Apparently a new cry has supplanted the "Know your farmer!" refrain or the "Keep your crazy hormones out of my meat!" mantra:
"Don't let them take away your McRib!"
Sigh. So it goes with our reactionary, polarized and unnecessarily politicized society. Now the Sarah Palins and Rush Limbaughs of the world are attacking smart and healthy food policy as "lies" and elitist propoganda.
With today's article about the trend, though, the Washington Post's Brent Cunningham and Jane Black—last seen locally at Cooking for Solutions—wisely point out that while the right's argument that Twinkies are healthier than we think (Limbaugh) and rises in meat prices are part of a lefty conspiracy to turn us into vegetarians (Glenn Beck) might be "wrong-headed," there is a growing culture gap that bears monitoring and addressing.

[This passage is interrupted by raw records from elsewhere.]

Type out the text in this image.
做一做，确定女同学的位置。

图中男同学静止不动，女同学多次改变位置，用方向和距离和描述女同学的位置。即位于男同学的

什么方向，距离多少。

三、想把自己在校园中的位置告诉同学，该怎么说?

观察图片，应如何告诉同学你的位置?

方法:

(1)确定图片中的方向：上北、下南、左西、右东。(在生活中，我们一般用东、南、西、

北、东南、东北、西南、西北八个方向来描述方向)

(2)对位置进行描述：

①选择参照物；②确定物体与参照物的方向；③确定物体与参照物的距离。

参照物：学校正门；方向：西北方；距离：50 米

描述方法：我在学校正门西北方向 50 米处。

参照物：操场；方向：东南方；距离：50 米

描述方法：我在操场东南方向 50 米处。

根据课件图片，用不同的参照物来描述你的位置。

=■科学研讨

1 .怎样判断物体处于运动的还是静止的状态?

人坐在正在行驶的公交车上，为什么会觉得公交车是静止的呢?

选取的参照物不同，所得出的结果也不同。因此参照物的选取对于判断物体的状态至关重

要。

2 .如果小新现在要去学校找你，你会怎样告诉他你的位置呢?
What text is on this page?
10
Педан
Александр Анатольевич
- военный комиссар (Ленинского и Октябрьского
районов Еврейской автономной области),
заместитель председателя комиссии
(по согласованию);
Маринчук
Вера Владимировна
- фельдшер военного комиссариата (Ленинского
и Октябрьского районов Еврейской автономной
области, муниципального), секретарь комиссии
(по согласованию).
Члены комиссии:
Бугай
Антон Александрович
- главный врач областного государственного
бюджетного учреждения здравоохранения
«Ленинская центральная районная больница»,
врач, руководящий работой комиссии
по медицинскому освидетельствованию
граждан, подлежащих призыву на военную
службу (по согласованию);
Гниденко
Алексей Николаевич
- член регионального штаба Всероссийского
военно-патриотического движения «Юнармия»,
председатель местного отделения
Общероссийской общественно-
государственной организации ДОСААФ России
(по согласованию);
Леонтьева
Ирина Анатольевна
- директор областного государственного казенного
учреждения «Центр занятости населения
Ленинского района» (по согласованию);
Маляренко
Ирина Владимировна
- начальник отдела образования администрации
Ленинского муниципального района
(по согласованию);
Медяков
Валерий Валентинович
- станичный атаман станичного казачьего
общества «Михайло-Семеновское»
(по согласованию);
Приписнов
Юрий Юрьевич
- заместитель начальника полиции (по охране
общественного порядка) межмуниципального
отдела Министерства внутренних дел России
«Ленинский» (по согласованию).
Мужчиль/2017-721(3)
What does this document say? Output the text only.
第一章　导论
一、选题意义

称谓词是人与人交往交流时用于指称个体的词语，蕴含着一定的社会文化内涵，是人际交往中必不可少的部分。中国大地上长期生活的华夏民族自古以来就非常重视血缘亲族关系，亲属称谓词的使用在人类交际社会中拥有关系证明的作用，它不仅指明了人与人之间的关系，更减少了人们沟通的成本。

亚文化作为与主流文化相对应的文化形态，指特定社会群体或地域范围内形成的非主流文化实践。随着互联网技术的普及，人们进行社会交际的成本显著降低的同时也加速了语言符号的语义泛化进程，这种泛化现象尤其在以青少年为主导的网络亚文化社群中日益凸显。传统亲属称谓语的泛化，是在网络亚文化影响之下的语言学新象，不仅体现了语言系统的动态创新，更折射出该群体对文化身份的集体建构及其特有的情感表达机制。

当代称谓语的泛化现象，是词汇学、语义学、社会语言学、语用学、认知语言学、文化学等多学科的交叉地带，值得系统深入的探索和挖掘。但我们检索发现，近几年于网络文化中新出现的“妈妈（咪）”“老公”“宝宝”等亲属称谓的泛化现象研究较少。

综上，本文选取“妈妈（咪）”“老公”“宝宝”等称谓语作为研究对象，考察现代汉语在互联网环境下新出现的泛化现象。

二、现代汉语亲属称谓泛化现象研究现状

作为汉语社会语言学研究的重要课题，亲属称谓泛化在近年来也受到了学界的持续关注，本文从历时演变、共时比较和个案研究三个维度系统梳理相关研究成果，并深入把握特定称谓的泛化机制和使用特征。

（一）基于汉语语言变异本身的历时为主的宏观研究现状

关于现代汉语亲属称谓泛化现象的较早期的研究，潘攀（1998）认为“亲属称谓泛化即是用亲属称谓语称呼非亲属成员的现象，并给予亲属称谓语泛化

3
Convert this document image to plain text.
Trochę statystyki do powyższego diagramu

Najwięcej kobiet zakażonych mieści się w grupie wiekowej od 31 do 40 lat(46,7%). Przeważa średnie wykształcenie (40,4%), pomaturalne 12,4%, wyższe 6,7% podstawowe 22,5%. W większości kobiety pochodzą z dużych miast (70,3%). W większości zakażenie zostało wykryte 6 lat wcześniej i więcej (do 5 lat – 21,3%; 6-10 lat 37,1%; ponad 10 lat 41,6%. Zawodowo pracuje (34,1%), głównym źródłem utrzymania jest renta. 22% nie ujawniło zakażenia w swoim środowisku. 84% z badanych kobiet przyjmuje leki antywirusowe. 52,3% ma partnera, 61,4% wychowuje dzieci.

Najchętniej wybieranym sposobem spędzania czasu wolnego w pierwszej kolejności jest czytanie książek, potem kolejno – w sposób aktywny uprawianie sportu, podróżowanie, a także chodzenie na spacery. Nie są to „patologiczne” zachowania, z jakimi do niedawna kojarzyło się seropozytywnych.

The gap, which in part recasts a nutrition-based approach to healthy eating as a debate between wholesome food-eating elitists and budget-constrained everymen, is as dangerous as obesity. Just take a peek at the gridlock that's resulted from the false conversation over climate change. With ourselves and the environment, we can't choose to think the existing ailments have nothing to do with what we're feeding into the system.
It's also vital, even and especially considering prices like Whole Food's, to keep the debate focused on what's most valuable and cost effective all told (as the article points out, obesity-related disease costs a cool $150 billion annually) and not what's cheapest right now ($2.59 McRib), and even more important to fuel food-stamp system implementation at farmers markets whenever possible.
And as the authors are figuring out, with some planning, quality foodstuffs aren't cost prohibitive in the least—about the cost of a McRib, by their calculations.
The article's worth checking out. There's a reason it's been e-mailed more than any other Post piece on this Monday.